Он кончил, а я стоял и все слушал. Я удивлялся только тому: как это мне самому сто раз не пришли в голову мысли столь простые и естественные. Каждый день я вижу сотни телег, а никогда-таки не приходило на мысль, что тут-то именно и сидит вся суть цивилизующего русского дела. По-видимому, и Пьер убедился, что я понял его намерения, потому что прервал свои объяснения и ласково сказал мне:

— Ну, на первый раз довольно! Я сегодня же доложу о тебе нашему генералу, и мы запишем тебя в гвардию. Да, mon cher, и у нас, ташкентцев, есть свои чернорабочие и свои гвардейцы!* Que veux-tu![18] Первые — это так называемые les pionniers de la civilisation[19], они идут вперед, прорубают просеки, пускают кровь и так далее. Все эти люди, которых ты сейчас у меня видел, — всё это кровопускатели. Если они погибают, то, в общем ходе дела, это почти остается незамеченным. Этих кровопускателей каждую минуту нарождается такое множество, что они так и лезут из всех щелей на смену друг другу. Совсем другое дело — наша цивилизационная гвардия. Люди гвардии не прорубают сами просек, а только указывают и дирижируют работами. Им не позволяется погибать, потому что им ведется подробный счет. Сверх того, они получают двойные прогонные и порционные деньги!

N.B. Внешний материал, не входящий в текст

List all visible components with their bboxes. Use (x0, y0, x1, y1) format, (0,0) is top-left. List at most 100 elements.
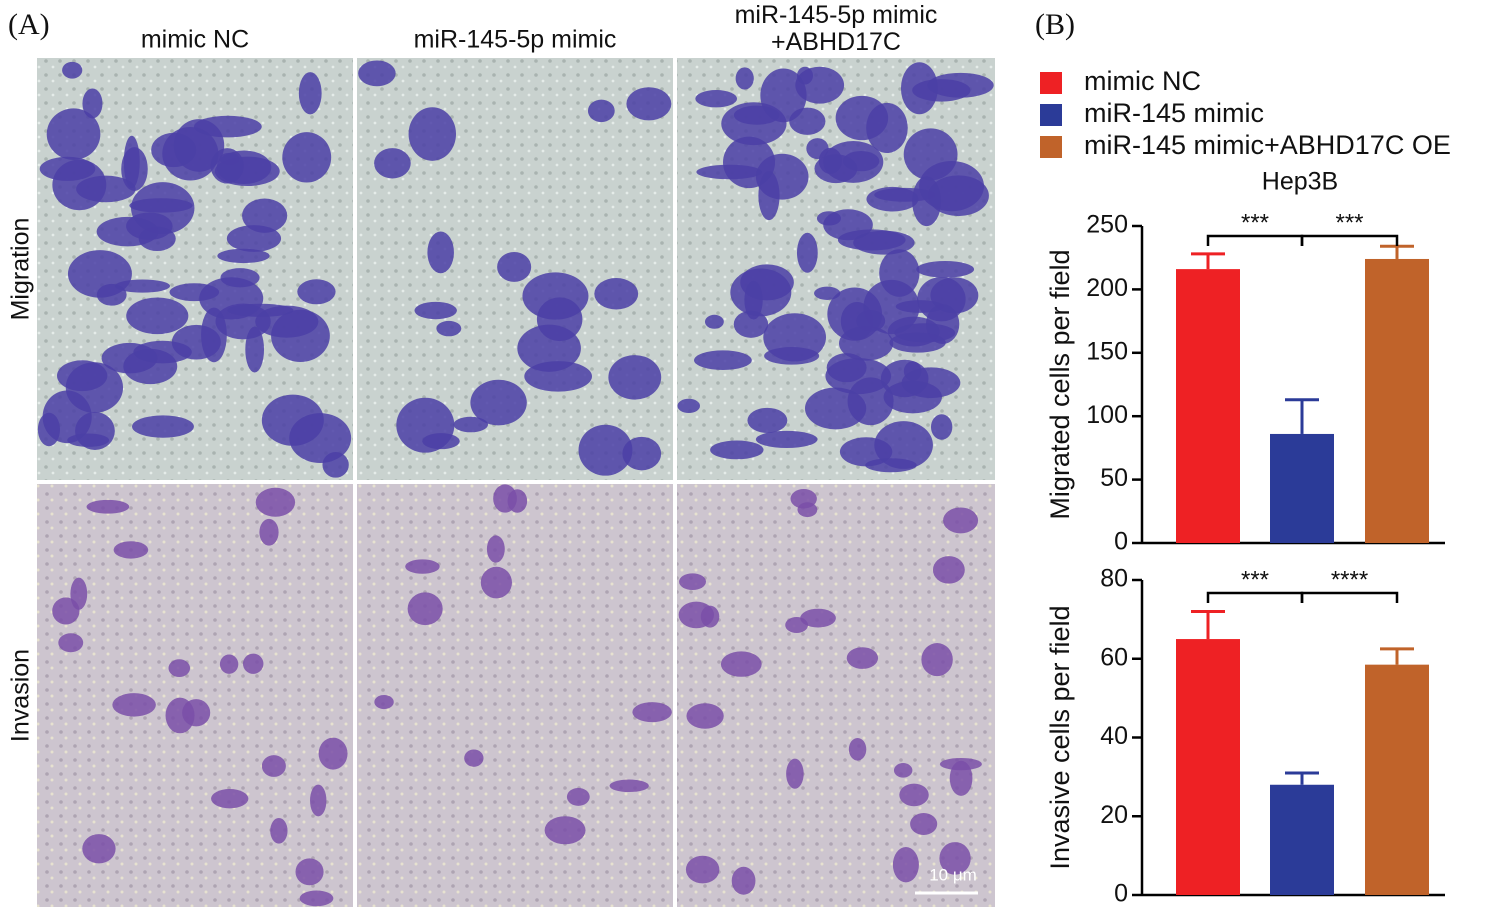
column-label: miR-145-5p mimic (414, 26, 617, 54)
cell-cluster (874, 421, 933, 469)
cell-cluster (407, 592, 443, 626)
cell-cluster (865, 458, 917, 473)
cell-cluster (132, 415, 194, 438)
cell-cluster (847, 377, 894, 426)
bar (1176, 269, 1240, 543)
significance-bracket (1206, 234, 1304, 246)
error-bar (1285, 771, 1319, 785)
cell-cluster (39, 156, 96, 181)
cell-cluster (740, 264, 794, 301)
significance-label: *** (1241, 209, 1269, 236)
y-tick-label: 200 (1086, 274, 1128, 302)
y-tick-label: 250 (1086, 211, 1128, 239)
cell-cluster (201, 307, 227, 363)
y-tick-label: 80 (1100, 565, 1128, 593)
legend-label: miR-145 mimic+ABHD17C OE (1084, 130, 1451, 160)
y-tick-label: 40 (1100, 722, 1128, 750)
cell-cluster (427, 231, 454, 274)
cell-cluster (220, 268, 260, 288)
bar (1365, 664, 1429, 895)
cell-cluster (282, 132, 332, 183)
cell-cluster (587, 99, 615, 123)
cell-cluster (622, 436, 662, 471)
cell-cluster (594, 278, 639, 310)
cell-cluster (866, 102, 908, 153)
cell-cluster (414, 301, 457, 320)
micrograph (677, 484, 995, 907)
y-axis-label: Invasive cells per field (1045, 605, 1075, 869)
column-label: mimic NC (141, 26, 249, 54)
cell-cluster (227, 303, 294, 317)
cell-cluster (405, 559, 440, 574)
cell-cluster (42, 390, 92, 444)
cell-cluster (271, 309, 330, 363)
cell-cluster (112, 693, 156, 717)
cell-cluster (374, 148, 411, 179)
cell-cluster (129, 198, 193, 213)
cell-cluster (168, 659, 191, 678)
significance-bracket (1300, 591, 1399, 603)
cell-cluster (846, 647, 879, 669)
cell-cluster (121, 147, 148, 191)
cell-cluster (96, 216, 159, 247)
cell-cluster (453, 416, 489, 433)
y-tick-label: 50 (1100, 464, 1128, 492)
error-bar (1285, 398, 1319, 434)
cell-cluster (101, 342, 158, 374)
legend-label: mimic NC (1084, 66, 1201, 96)
cell-cluster (297, 279, 336, 305)
cell-cluster (480, 566, 512, 599)
chart-title: Hep3B (1262, 168, 1338, 196)
cell-cluster (298, 72, 322, 115)
cell-cluster (255, 487, 296, 517)
cell-cluster (939, 842, 971, 875)
cell-cluster (943, 507, 979, 534)
cell-cluster (162, 126, 219, 181)
cell-cluster (626, 87, 672, 121)
y-tick-label: 100 (1086, 401, 1128, 429)
cell-cluster (893, 763, 913, 778)
legend-label: miR-145 mimic (1084, 98, 1264, 128)
cell-cluster (70, 577, 88, 610)
cell-cluster (242, 198, 288, 233)
cell-cluster (544, 816, 586, 845)
cell-cluster (299, 890, 334, 907)
cell-cluster (242, 653, 264, 674)
cell-cluster (211, 789, 249, 809)
y-tick-label: 60 (1100, 643, 1128, 671)
cell-cluster (814, 286, 841, 300)
error-bar (1191, 610, 1225, 640)
bar (1270, 784, 1334, 895)
cell-cluster (823, 140, 884, 183)
row-label: Invasion (7, 649, 35, 742)
cell-cluster (758, 171, 780, 221)
cell-cluster (921, 643, 953, 677)
error-bar (1380, 244, 1414, 259)
cell-cluster (82, 88, 103, 119)
cell-cluster (270, 817, 288, 844)
cell-cluster (493, 484, 517, 513)
cell-cluster (764, 347, 820, 365)
cell-cluster (696, 164, 763, 180)
cell-cluster (295, 858, 324, 886)
bar (1365, 258, 1429, 543)
micrographs (37, 58, 995, 907)
row-label: Migration (7, 218, 35, 321)
bar (1176, 639, 1240, 895)
cell-cluster (517, 324, 581, 372)
cell-cluster (436, 320, 462, 337)
legend-swatch (1040, 72, 1062, 94)
cell-cluster (786, 758, 804, 789)
significance-bracket (1206, 591, 1304, 603)
cell-cluster (86, 499, 130, 514)
cell-cluster (733, 310, 769, 338)
cell-cluster (408, 107, 457, 161)
panel-label: (A) (8, 8, 50, 41)
cell-cluster (889, 332, 946, 353)
cell-cluster (837, 229, 906, 251)
cell-cluster (735, 67, 754, 90)
cell-cluster (785, 617, 809, 634)
cell-cluster (57, 360, 108, 392)
cell-cluster (245, 326, 265, 373)
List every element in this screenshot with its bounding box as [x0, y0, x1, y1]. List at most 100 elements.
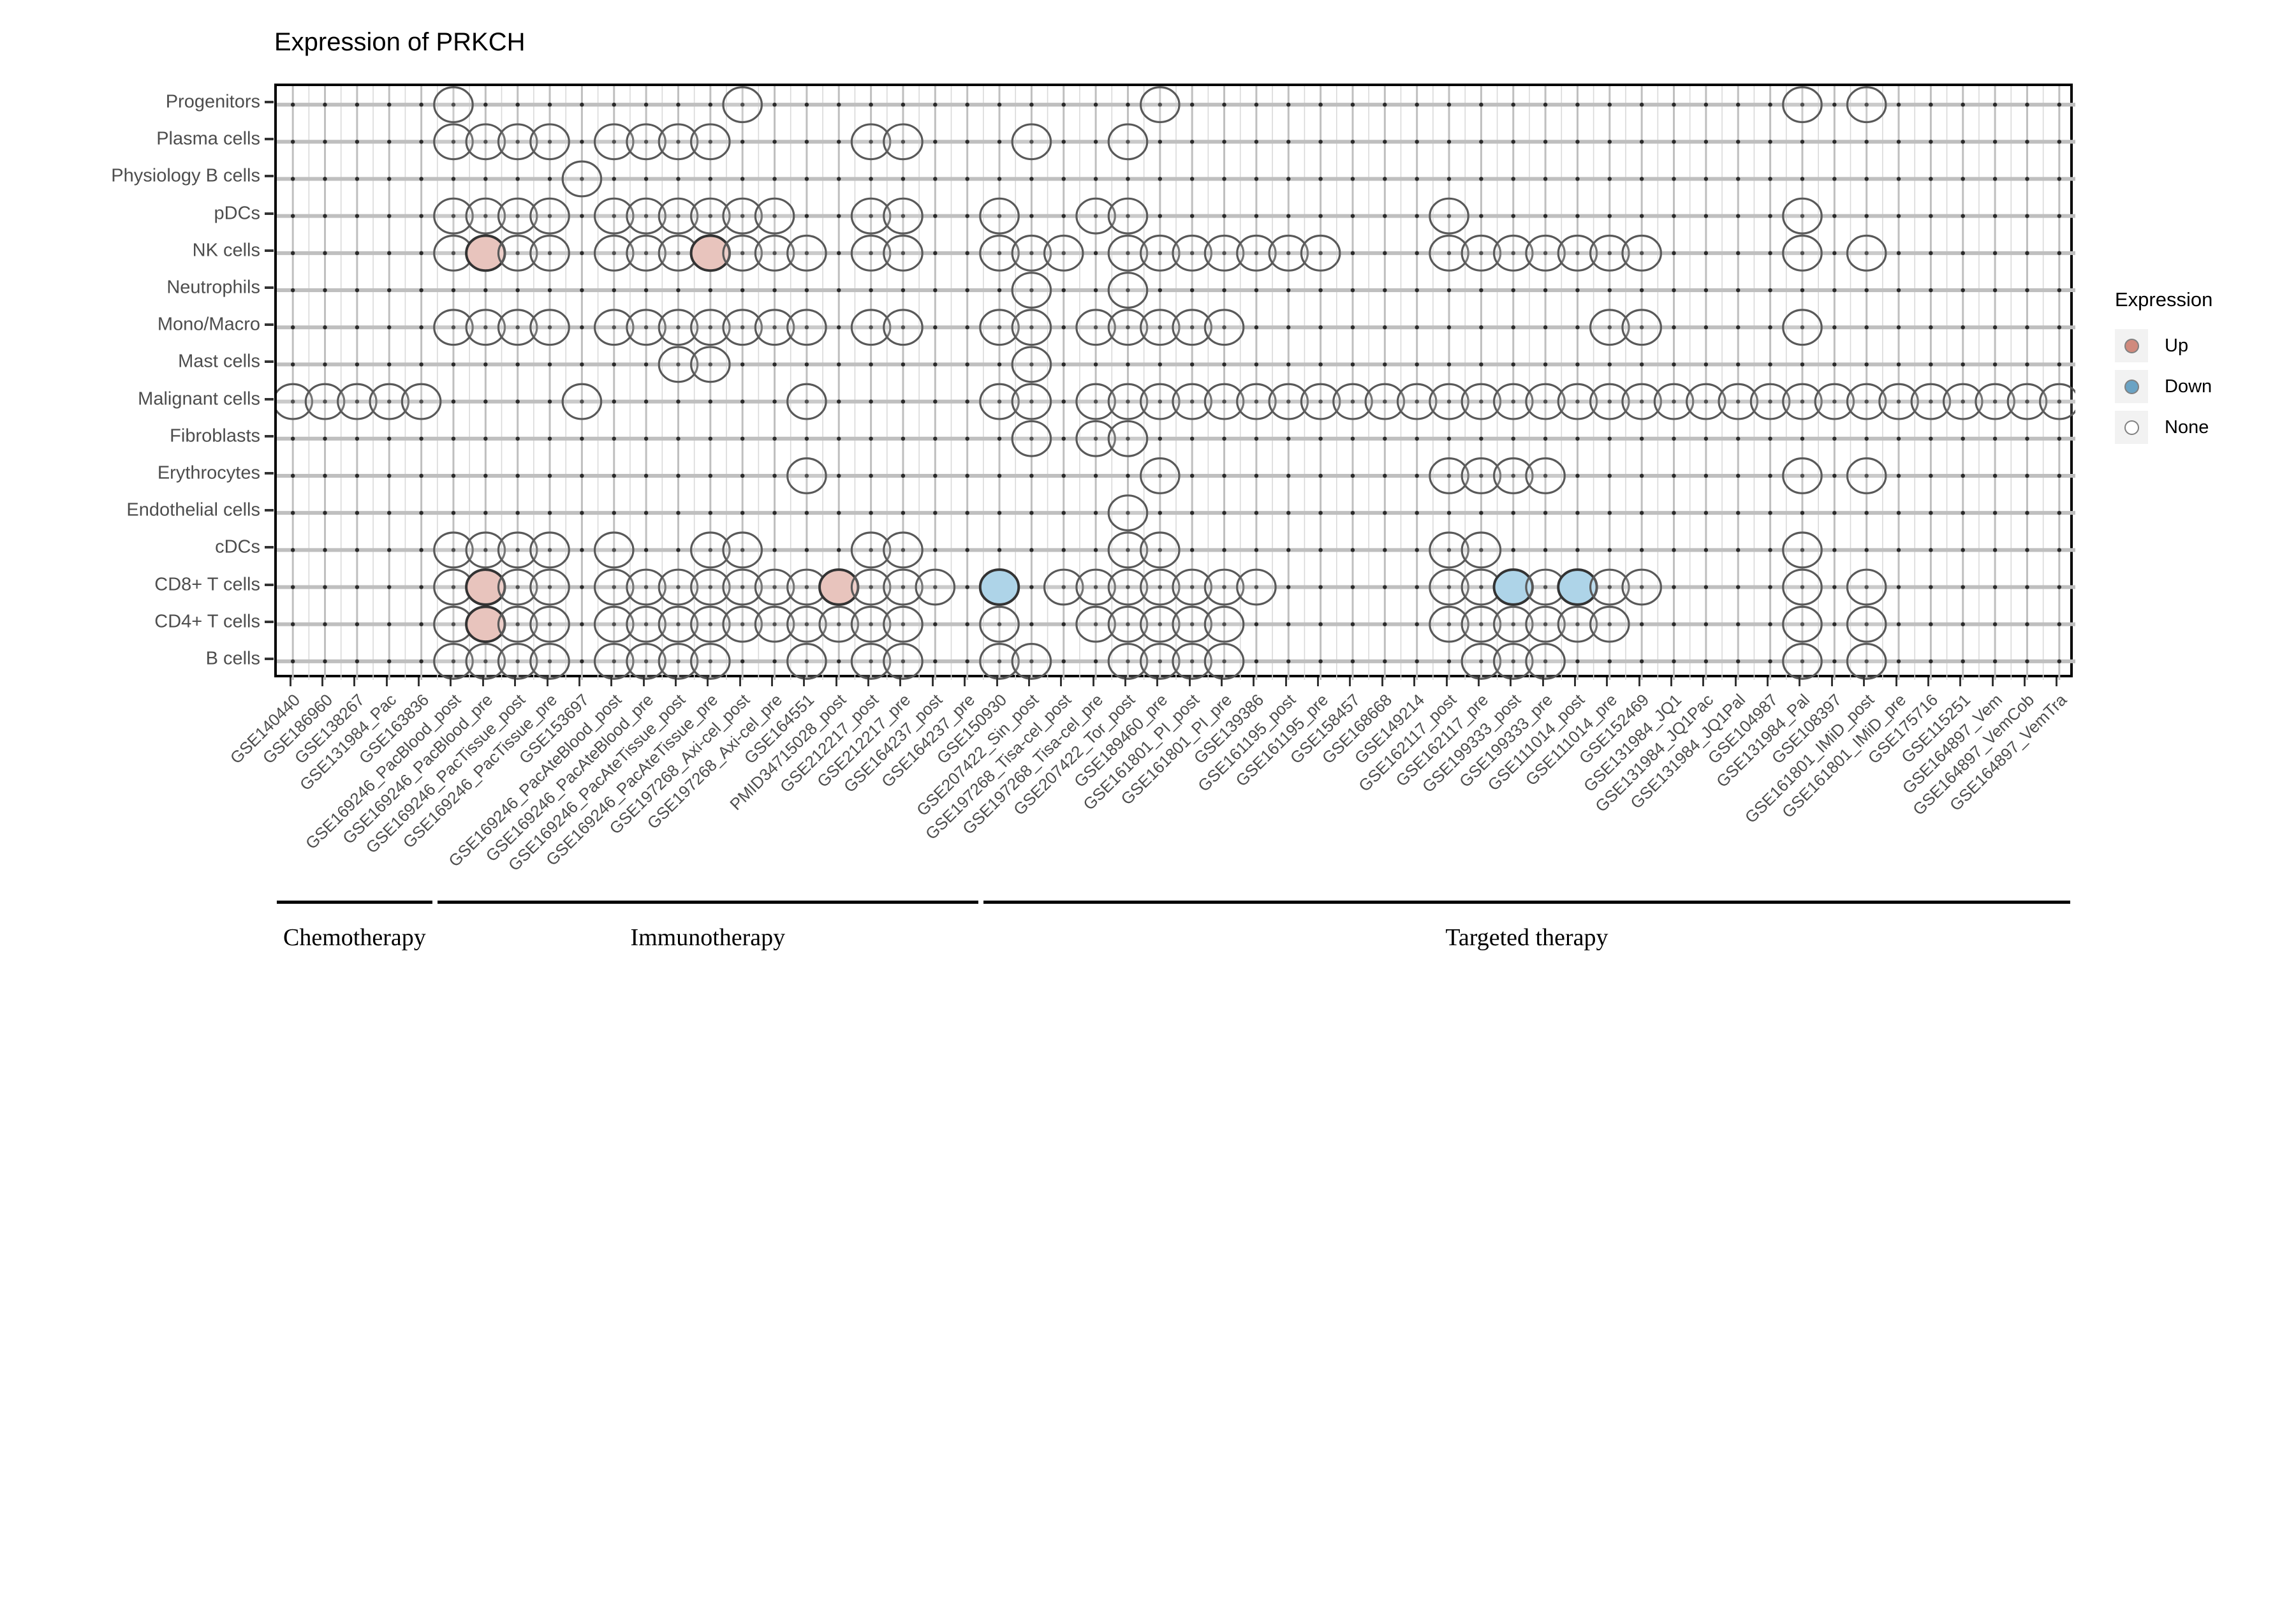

Должно быть, впечатление, произведенное на меня последними словами, было особенно сильно, потому что Накатников благосклонно улыбнулся и сказал:

— Понимаю! соловья баснями не кормят! C’est juste![20] Желание скорей разрешить вопрос «о получении» с твоей стороны совершенно естественно, особливо если принять во внимание, что «старый друг», которого ты так добросовестно хранишь на плечах, должен как можно скорее уступить место новому другу, более приличной наружности. Завтра это дело будет покончено, а покамест…

Он дал мне некрупную ассигнацию и отпустил от себя, потому что новые толпы просителей ожидали его. Я не шел домой, а летел, точно у меня выросли сзади крылья. По дороге я забежал в Палкин трактир* и разом съел две порции бифштекса.